Filipinos have been going overseas to seek better employment opportunities since the 1970s, when the Marcos government deliberately sought to export labor to ease unemployment in the country and gain from remittances sent back by the Overseas Contract Workers (OCWs).
The term OCWs has since been changed to Overseas Filipino Workers (OFWs), who as of December 2013 numbered some 4.2 million. (Philippine Overseas Employment Agency). If the number of undocumented migrant Filipinos is added, there would be another 1.2 million OFWs, constituting half of all Overseas Filipinos (OFs), with the remaining 50% being permanent residents or citizens of other countries.
In 2015, the key OFW destination region was the Middle East (64%) with Saudi Arabia, UAE, Qatar, Kuwait, Oman and Bahrain as the major countries. Asia followed next with 28% of OFWs, with the highest numbers in Singapore, Hong Kong, Taiwan, and Malaysia. Since the mid-90s, more women than men have been going abroad because of the available jobs. Labor migrants also tend to come not from the lowest income strata but from lower-middle and middle-income families.
Positive and Negative Aspects
Philippine migration has both its positive and negative aspects. It has already been mentioned that remittances sent back to the country strongly contribute to the economy as well as help ease unemployment and underemployment. However, there are also the social costs of migration both for the migrants and the families they leave behind.
Among these is the breakdown of relationships between spouses, as with parents and their children. Most migrants and their families back in the Philippines lament the loneliness, anxieties and emotional aches and longings from long-term separation, their inability to be present in the day-to-day lives of their spouses and children and to physically share moments of joy, grief, disappointments and excitement.
Social Costs
Studies have shown the negative effects of long-term separation of parents on the children left behind. Migrant children, with OFW mothers, tend to experience more issues and problems with coping in school and may lack supervision and guidance, resulting in serious behavioral consequences such as substance use and early sexual relations.
While innovations in technology such as smartphones and social media applications like Facebook have led to cheaper and more efficient ways to communicate with loved ones, the challenge to ensure quality communication among family members in order to maintain positive and resilient relationships still remains.
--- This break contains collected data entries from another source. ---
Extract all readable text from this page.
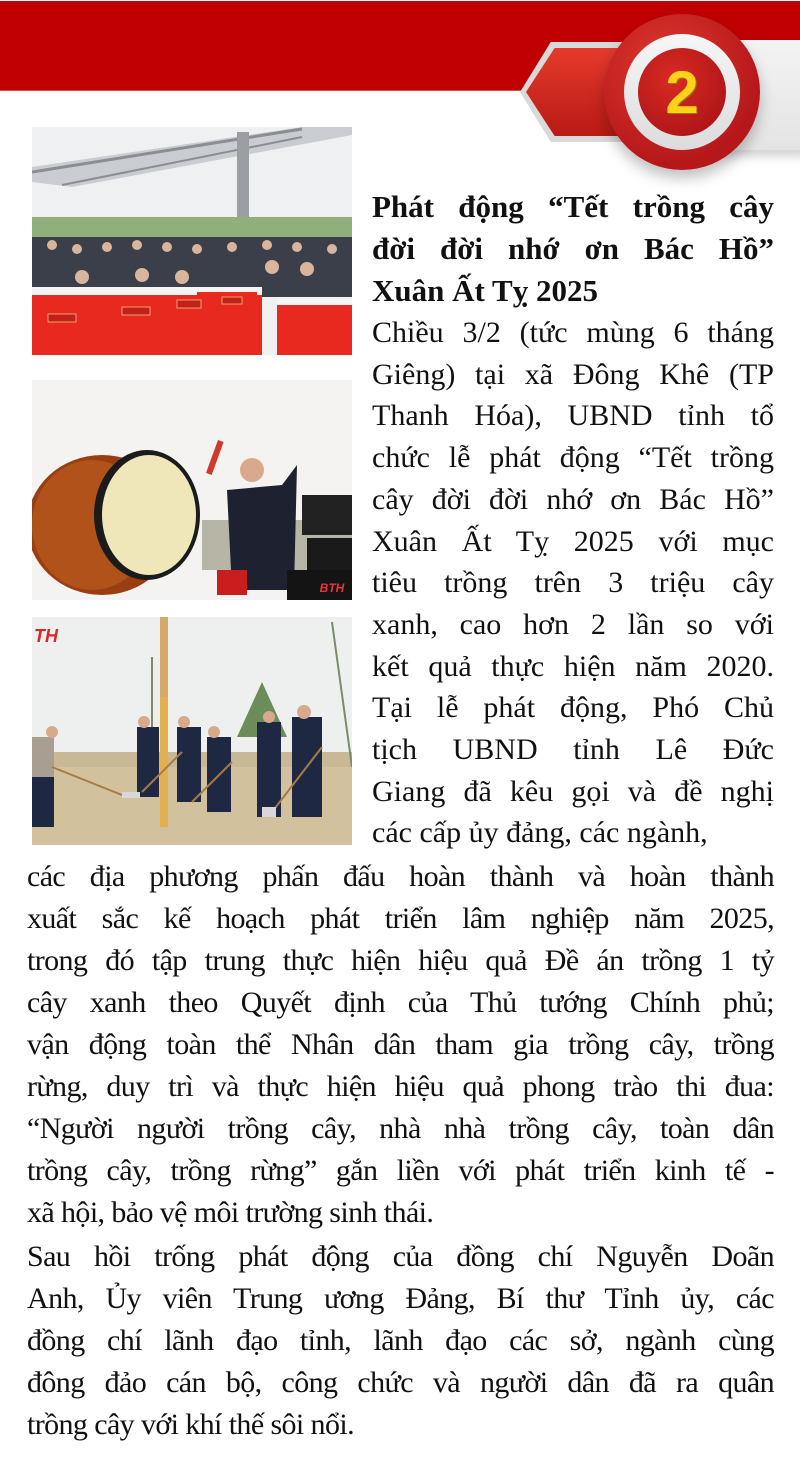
2
BTH
TH
Phát động “Tết trồng cây
đời đời nhớ ơn Bác Hồ”
Xuân Ất Tỵ 2025

Chiều 3/2 (tức mùng 6 tháng
Giêng) tại xã Đông Khê (TP
Thanh Hóa), UBND tỉnh tổ
chức lễ phát động “Tết trồng
cây đời đời nhớ ơn Bác Hồ”
Xuân Ất Tỵ 2025 với mục
tiêu trồng trên 3 triệu cây
xanh, cao hơn 2 lần so với
kết quả thực hiện năm 2020.
Tại lễ phát động, Phó Chủ
tịch UBND tỉnh Lê Đức
Giang đã kêu gọi và đề nghị
các cấp ủy đảng, các ngành,

các địa phương phấn đấu hoàn thành và hoàn thành
xuất sắc kế hoạch phát triển lâm nghiệp năm 2025,
trong đó tập trung thực hiện hiệu quả Đề án trồng 1 tỷ
cây xanh theo Quyết định của Thủ tướng Chính phủ;
vận động toàn thể Nhân dân tham gia trồng cây, trồng
rừng, duy trì và thực hiện hiệu quả phong trào thi đua:
“Người người trồng cây, nhà nhà trồng cây, toàn dân
trồng cây, trồng rừng” gắn liền với phát triển kinh tế -
xã hội, bảo vệ môi trường sinh thái.

Sau hồi trống phát động của đồng chí Nguyễn Doãn
Anh, Ủy viên Trung ương Đảng, Bí thư Tỉnh ủy, các
đồng chí lãnh đạo tỉnh, lãnh đạo các sở, ngành cùng
đông đảo cán bộ, công chức và người dân đã ra quân
trồng cây với khí thế sôi nổi.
Another major social cost is the family members’ dependency on their OFWs relatives not only for their needs but also for their many wants. Many OFWs hold the wrong view that they best help their families by giving in to their various demands to assuage their guilt from being distant from the family. Even grown-up children continue to rely on OFWs parents for their financial needs. Migrants work extra or double time to earn extra incomes or fall into debt just to meet family wants.
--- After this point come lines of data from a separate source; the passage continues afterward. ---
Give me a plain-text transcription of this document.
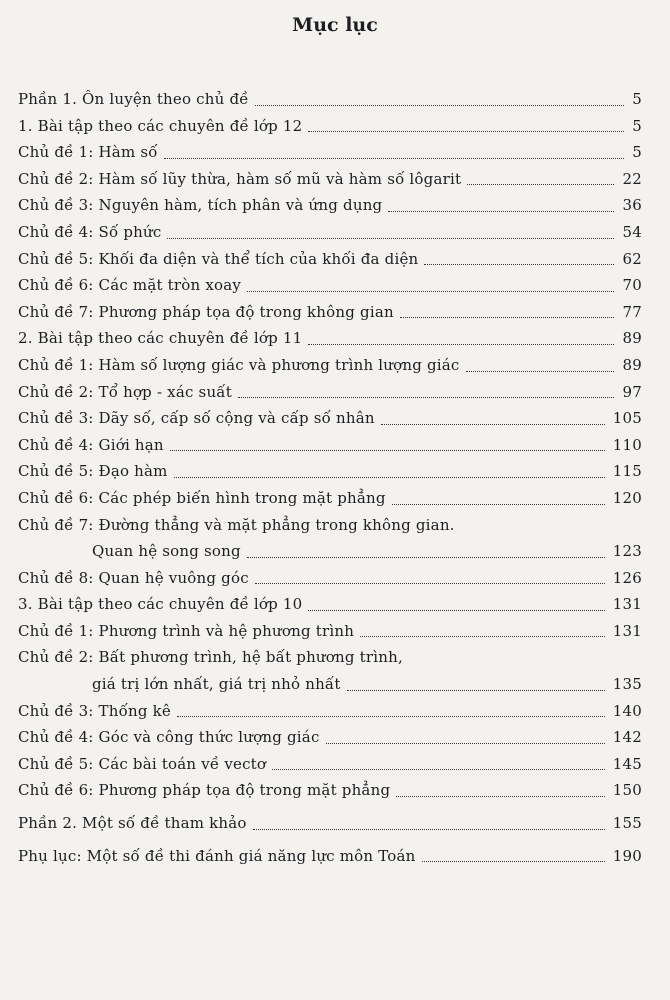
Mục lục
Phần 1. Ôn luyện theo chủ đề	5
1. Bài tập theo các chuyên đề lớp 12	5
Chủ đề 1: Hàm số	5
Chủ đề 2: Hàm số lũy thừa, hàm số mũ và hàm số lôgarit	22
Chủ đề 3: Nguyên hàm, tích phân và ứng dụng	36
Chủ đề 4: Số phức	54
Chủ đề 5: Khối đa diện và thể tích của khối đa diện	62
Chủ đề 6: Các mặt tròn xoay	70
Chủ đề 7: Phương pháp tọa độ trong không gian	77
2. Bài tập theo các chuyên đề lớp 11	89
Chủ đề 1: Hàm số lượng giác và phương trình lượng giác	89
Chủ đề 2: Tổ hợp - xác suất	97
Chủ đề 3: Dãy số, cấp số cộng và cấp số nhân	105
Chủ đề 4: Giới hạn	110
Chủ đề 5: Đạo hàm	115
Chủ đề 6: Các phép biến hình trong mặt phẳng	120
Chủ đề 7: Đường thẳng và mặt phẳng trong không gian.
Quan hệ song song	123
Chủ đề 8: Quan hệ vuông góc	126
3. Bài tập theo các chuyên đề lớp 10	131
Chủ đề 1: Phương trình và hệ phương trình	131
Chủ đề 2: Bất phương trình, hệ bất phương trình,
giá trị lớn nhất, giá trị nhỏ nhất	135
Chủ đề 3: Thống kê	140
Chủ đề 4: Góc và công thức lượng giác	142
Chủ đề 5: Các bài toán về vectơ	145
Chủ đề 6: Phương pháp tọa độ trong mặt phẳng	150
Phần 2. Một số đề tham khảo	155
Phụ lục: Một số đề thi đánh giá năng lực môn Toán	190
The cycle of economic dependence continues until the migrants can no longer work and must confront the reality of their own survival and quality of life upon retirement. Often, it can be too late to ensure that their financial conditions can suffice for their retirement.
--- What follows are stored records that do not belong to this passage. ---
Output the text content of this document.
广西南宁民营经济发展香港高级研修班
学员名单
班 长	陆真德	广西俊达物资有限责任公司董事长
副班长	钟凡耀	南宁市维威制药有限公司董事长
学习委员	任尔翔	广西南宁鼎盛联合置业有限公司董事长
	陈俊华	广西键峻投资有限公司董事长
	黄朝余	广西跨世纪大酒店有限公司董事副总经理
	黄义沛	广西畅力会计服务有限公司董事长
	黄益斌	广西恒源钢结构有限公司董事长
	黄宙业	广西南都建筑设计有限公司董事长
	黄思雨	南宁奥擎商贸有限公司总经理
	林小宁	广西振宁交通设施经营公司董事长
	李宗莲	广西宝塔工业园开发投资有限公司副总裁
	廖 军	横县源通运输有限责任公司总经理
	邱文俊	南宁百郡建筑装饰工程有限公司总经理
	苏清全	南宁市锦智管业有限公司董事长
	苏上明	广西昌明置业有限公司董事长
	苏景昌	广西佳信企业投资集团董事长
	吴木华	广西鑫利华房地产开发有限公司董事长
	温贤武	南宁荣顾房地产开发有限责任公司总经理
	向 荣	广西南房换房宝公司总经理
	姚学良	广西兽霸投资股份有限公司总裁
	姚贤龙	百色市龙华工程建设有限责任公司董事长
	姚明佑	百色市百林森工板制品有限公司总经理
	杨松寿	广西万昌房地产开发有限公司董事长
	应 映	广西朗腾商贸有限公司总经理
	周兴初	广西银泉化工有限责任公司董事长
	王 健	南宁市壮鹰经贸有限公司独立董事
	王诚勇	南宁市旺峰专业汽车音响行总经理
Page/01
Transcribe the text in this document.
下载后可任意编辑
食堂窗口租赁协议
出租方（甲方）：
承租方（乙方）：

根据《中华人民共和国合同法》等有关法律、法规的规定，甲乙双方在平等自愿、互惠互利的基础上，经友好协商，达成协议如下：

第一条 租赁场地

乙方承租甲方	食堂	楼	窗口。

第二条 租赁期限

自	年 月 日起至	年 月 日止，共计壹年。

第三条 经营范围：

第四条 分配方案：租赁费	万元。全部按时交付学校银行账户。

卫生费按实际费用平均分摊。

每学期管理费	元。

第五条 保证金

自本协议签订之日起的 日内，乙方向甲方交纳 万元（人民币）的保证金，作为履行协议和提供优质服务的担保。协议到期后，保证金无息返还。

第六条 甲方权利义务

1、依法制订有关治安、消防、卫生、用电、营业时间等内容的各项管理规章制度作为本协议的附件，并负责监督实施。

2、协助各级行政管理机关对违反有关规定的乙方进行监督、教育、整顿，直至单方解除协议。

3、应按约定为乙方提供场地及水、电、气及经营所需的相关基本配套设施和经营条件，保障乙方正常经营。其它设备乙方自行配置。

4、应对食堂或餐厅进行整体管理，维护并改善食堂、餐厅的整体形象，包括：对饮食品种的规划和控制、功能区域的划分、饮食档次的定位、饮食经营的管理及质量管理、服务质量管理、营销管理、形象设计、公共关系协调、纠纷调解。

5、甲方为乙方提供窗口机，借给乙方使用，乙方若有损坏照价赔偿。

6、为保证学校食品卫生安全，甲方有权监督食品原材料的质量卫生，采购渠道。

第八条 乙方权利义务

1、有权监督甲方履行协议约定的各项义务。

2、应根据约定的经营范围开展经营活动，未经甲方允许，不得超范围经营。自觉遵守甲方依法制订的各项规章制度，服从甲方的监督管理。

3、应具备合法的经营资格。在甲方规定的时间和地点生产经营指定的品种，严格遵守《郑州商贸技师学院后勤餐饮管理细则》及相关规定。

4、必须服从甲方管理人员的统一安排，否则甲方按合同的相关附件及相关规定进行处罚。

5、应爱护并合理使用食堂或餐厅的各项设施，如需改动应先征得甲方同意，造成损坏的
Furthermore, the challenge of becoming financially independent arises from the consumerist lifestyles of OFWs with higher incomes to buy things that they could not afford while earning in the Philippines.
Estimates show that 70 percent of OFs have been unable to save enough to reach their financial goals to allow for their return and reintegration despite decades of overseas employment. In 2007, Central Bank of the Philippines data indicate only seven percent of OFWs families had savings in banks and only 2.3 percent had investments, although recent positive trends in both increased savings and investments are promising. Hopefully, with more financial education, this can significantly improve.
The absence or lack of concrete financial goals and financial planning to reach those goals are major constraints to financial independence. If OFWs can overcome their financial challenges, they are in a much better position to help family members, even contribute more significantly to their communities and to the country through savings and investments back in the Philippines.
Enhance the Positve
For balance, it is important that the negative aspects of migration be mitigated and prevented where possible to enhance its positive aspects beyond the economic benefits. Migrants can contribute not only to their families’ well-being but also to their communities, their host societies and the Philippines.
Among these contributions would be the social, cultural and other non-financial forms of remittances that can be brought back to the Philippines based on the knowledge and skills they have gained from working abroad. These added knowledge and skills can go a long way in helping not just the migrants but also their families and communities.
It is therefore in ensuring a balance of the positive and negative aspects of migration that remains a challenge for the OFWs themselves, their families, the local and national government, the church and other stakeholders. With so many stakeholders coming together on the migration issue, the migration experience and results could be optimized for all actors, especially for the migrants and their families.